Katastrofa rosyjskiego samolotu
Samolot należał do linii lotniczych Angara i wystartował z Błagowieszczeńska, położonego niedaleko granicy z Chinami. Dokładna liczba osób na pokładzie nie pozostało pewna, bo różne źródła podają różne informacje.
Gubernator obwodu amurskiego napisał na Telegramie, iż było 43 pasażerów i 6 członków załogi. Z kolei Ministerstwo ds.
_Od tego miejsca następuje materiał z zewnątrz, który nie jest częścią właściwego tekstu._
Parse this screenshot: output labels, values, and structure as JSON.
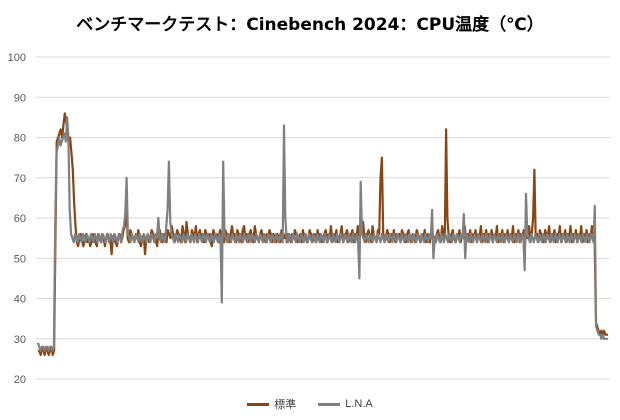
{
  "chart_data": {
    "type": "line",
    "title": "ベンチマークテスト：Cinebench 2024：CPU温度（℃）",
    "xlabel": "",
    "ylabel": "",
    "ylim": [
      20,
      100
    ],
    "yticks": [
      20,
      30,
      40,
      50,
      60,
      70,
      80,
      90,
      100
    ],
    "grid": true,
    "legend_position": "bottom",
    "series": [
      {
        "name": "標準",
        "color": "#8B4513",
        "values": [
          27,
          27,
          26,
          28,
          27,
          26,
          28,
          27,
          26,
          27,
          28,
          26,
          27,
          54,
          79,
          80,
          81,
          82,
          80,
          83,
          86,
          84,
          82,
          78,
          80,
          76,
          72,
          64,
          58,
          54,
          53,
          55,
          56,
          54,
          53,
          55,
          56,
          54,
          55,
          53,
          54,
          56,
          55,
          54,
          53,
          56,
          55,
          54,
          56,
          55,
          53,
          55,
          56,
          54,
          55,
          51,
          55,
          56,
          54,
          53,
          55,
          56,
          54,
          55,
          57,
          58,
          66,
          55,
          54,
          57,
          56,
          55,
          54,
          56,
          55,
          57,
          54,
          53,
          55,
          56,
          51,
          55,
          56,
          54,
          55,
          57,
          56,
          54,
          55,
          53,
          56,
          57,
          55,
          54,
          56,
          55,
          54,
          57,
          56,
          55,
          58,
          56,
          54,
          55,
          57,
          56,
          55,
          54,
          58,
          56,
          54,
          59,
          56,
          55,
          54,
          57,
          56,
          55,
          58,
          54,
          56,
          57,
          55,
          56,
          54,
          57,
          56,
          55,
          56,
          54,
          53,
          57,
          56,
          55,
          56,
          54,
          57,
          56,
          55,
          54,
          57,
          56,
          55,
          54,
          56,
          58,
          55,
          56,
          54,
          57,
          56,
          55,
          54,
          57,
          58,
          55,
          56,
          54,
          56,
          57,
          55,
          54,
          58,
          56,
          55,
          54,
          56,
          57,
          55,
          56,
          54,
          56,
          55,
          57,
          56,
          54,
          56,
          55,
          54,
          56,
          55,
          54,
          57,
          56,
          55,
          56,
          54,
          56,
          55,
          54,
          56,
          55,
          57,
          56,
          54,
          55,
          56,
          54,
          57,
          55,
          56,
          54,
          55,
          57,
          56,
          54,
          55,
          56,
          54,
          57,
          55,
          56,
          54,
          55,
          56,
          57,
          54,
          56,
          55,
          58,
          54,
          56,
          55,
          57,
          54,
          55,
          56,
          58,
          54,
          55,
          56,
          57,
          54,
          55,
          56,
          57,
          54,
          56,
          55,
          58,
          54,
          57,
          56,
          59,
          55,
          54,
          56,
          57,
          55,
          54,
          58,
          56,
          55,
          54,
          57,
          56,
          70,
          75,
          56,
          54,
          55,
          57,
          56,
          54,
          56,
          55,
          57,
          54,
          56,
          55,
          56,
          54,
          57,
          56,
          55,
          54,
          56,
          57,
          55,
          54,
          56,
          55,
          54,
          57,
          56,
          55,
          54,
          56,
          55,
          57,
          54,
          56,
          55,
          54,
          57,
          56,
          55,
          54,
          56,
          57,
          55,
          54,
          58,
          56,
          55,
          82,
          60,
          55,
          54,
          56,
          57,
          55,
          54,
          56,
          55,
          57,
          54,
          56,
          55,
          58,
          54,
          56,
          55,
          57,
          54,
          56,
          55,
          57,
          54,
          56,
          55,
          58,
          54,
          56,
          55,
          57,
          54,
          56,
          55,
          57,
          54,
          56,
          55,
          58,
          54,
          56,
          55,
          57,
          54,
          56,
          55,
          57,
          54,
          56,
          55,
          58,
          54,
          56,
          55,
          57,
          54,
          56,
          55,
          57,
          54,
          56,
          55,
          58,
          54,
          56,
          60,
          72,
          55,
          56,
          54,
          57,
          56,
          55,
          54,
          57,
          56,
          55,
          58,
          54,
          56,
          55,
          57,
          54,
          56,
          55,
          58,
          54,
          56,
          55,
          57,
          54,
          56,
          55,
          58,
          54,
          56,
          55,
          57,
          54,
          56,
          55,
          58,
          54,
          56,
          55,
          57,
          54,
          56,
          55,
          58,
          56,
          55,
          34,
          33,
          32,
          31,
          32,
          31,
          32,
          31,
          31,
          31
        ]
      },
      {
        "name": "L.N.A",
        "color": "#808080",
        "values": [
          29,
          28,
          27,
          28,
          28,
          27,
          28,
          28,
          27,
          28,
          28,
          27,
          28,
          58,
          76,
          78,
          80,
          78,
          79,
          80,
          81,
          79,
          85,
          80,
          62,
          56,
          55,
          54,
          56,
          55,
          54,
          56,
          55,
          54,
          56,
          55,
          54,
          56,
          55,
          54,
          56,
          55,
          54,
          56,
          55,
          54,
          56,
          55,
          54,
          56,
          55,
          54,
          56,
          55,
          54,
          56,
          55,
          54,
          56,
          55,
          54,
          56,
          55,
          54,
          57,
          58,
          61,
          70,
          56,
          55,
          54,
          56,
          55,
          54,
          56,
          55,
          54,
          56,
          55,
          54,
          56,
          55,
          54,
          56,
          55,
          54,
          56,
          55,
          54,
          56,
          55,
          60,
          55,
          54,
          56,
          55,
          54,
          58,
          62,
          74,
          59,
          56,
          55,
          54,
          56,
          55,
          54,
          56,
          55,
          54,
          56,
          55,
          54,
          56,
          55,
          54,
          56,
          55,
          54,
          56,
          55,
          54,
          56,
          55,
          54,
          56,
          55,
          54,
          56,
          55,
          54,
          56,
          55,
          54,
          56,
          55,
          54,
          56,
          55,
          39,
          74,
          56,
          55,
          54,
          56,
          55,
          54,
          56,
          55,
          54,
          56,
          55,
          54,
          56,
          55,
          54,
          56,
          55,
          54,
          56,
          55,
          54,
          56,
          55,
          54,
          56,
          55,
          54,
          56,
          55,
          54,
          56,
          55,
          54,
          56,
          55,
          54,
          56,
          55,
          54,
          56,
          55,
          54,
          56,
          55,
          54,
          83,
          60,
          55,
          54,
          56,
          55,
          54,
          56,
          55,
          54,
          56,
          55,
          54,
          56,
          55,
          54,
          56,
          55,
          54,
          56,
          55,
          54,
          56,
          55,
          54,
          56,
          55,
          54,
          56,
          55,
          54,
          56,
          55,
          54,
          56,
          55,
          54,
          56,
          55,
          54,
          56,
          55,
          54,
          56,
          55,
          54,
          56,
          55,
          54,
          56,
          55,
          54,
          56,
          55,
          54,
          56,
          55,
          45,
          69,
          56,
          55,
          54,
          56,
          55,
          54,
          56,
          55,
          54,
          56,
          55,
          54,
          56,
          55,
          54,
          56,
          55,
          54,
          56,
          55,
          54,
          56,
          55,
          54,
          56,
          55,
          54,
          56,
          55,
          54,
          56,
          55,
          54,
          56,
          55,
          54,
          56,
          55,
          54,
          56,
          55,
          54,
          56,
          55,
          54,
          56,
          55,
          54,
          56,
          55,
          54,
          56,
          55,
          62,
          50,
          55,
          54,
          56,
          55,
          54,
          56,
          55,
          54,
          56,
          55,
          54,
          56,
          55,
          54,
          56,
          55,
          54,
          56,
          55,
          54,
          56,
          55,
          61,
          50,
          56,
          55,
          54,
          56,
          55,
          54,
          56,
          55,
          54,
          56,
          55,
          54,
          56,
          55,
          54,
          56,
          55,
          54,
          56,
          55,
          54,
          56,
          55,
          54,
          56,
          55,
          54,
          56,
          55,
          54,
          56,
          55,
          54,
          56,
          55,
          54,
          56,
          55,
          54,
          56,
          55,
          54,
          56,
          55,
          47,
          66,
          56,
          55,
          54,
          56,
          55,
          54,
          56,
          55,
          54,
          56,
          55,
          54,
          56,
          55,
          54,
          56,
          55,
          54,
          56,
          55,
          54,
          56,
          55,
          54,
          56,
          55,
          54,
          56,
          55,
          54,
          56,
          55,
          54,
          56,
          55,
          54,
          56,
          55,
          54,
          56,
          55,
          54,
          56,
          55,
          54,
          56,
          55,
          54,
          56,
          55,
          54,
          63,
          33,
          32,
          31,
          31,
          30,
          31,
          30,
          30,
          30,
          30
        ]
      }
    ]
  }
}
Sytuacji Nadzwyczajnych informuje o "około 40 osobach na pokładzie".
Wasilij Orłow poinformował, iż "zaangażowano wszystkie niezbędne środki" w celu odnalezienia samolotu. Dodał, iż wśród osób na pokładzie znajdowało się pięcioro dzieci.
Niepewna liczba pasażerów na pokładzie
Rosyjskie Ministerstwo ds. Sytuacji Nadzwyczajnych poinformowało, iż śmigłowiec lotnictwa cywilnego zauważył płonący kadłub samolotu na zboczu wzgórza, około 16 km od Tyndy.
Na miejsce wysłano ratowników, którzy prowadzą akcję poszukiwawczą w trudnodostępnym terenie. W działania zaangażowano między innymi śmigłowiec wielozadaniowy Mi-8.
Samolot An-24 pokonywał ostatni etap lotu ze miasta Chabarowsk na Dalekim Południowym Wschodzie Rosji. Przyczyna katastrofy pozostaje na razie nieznana.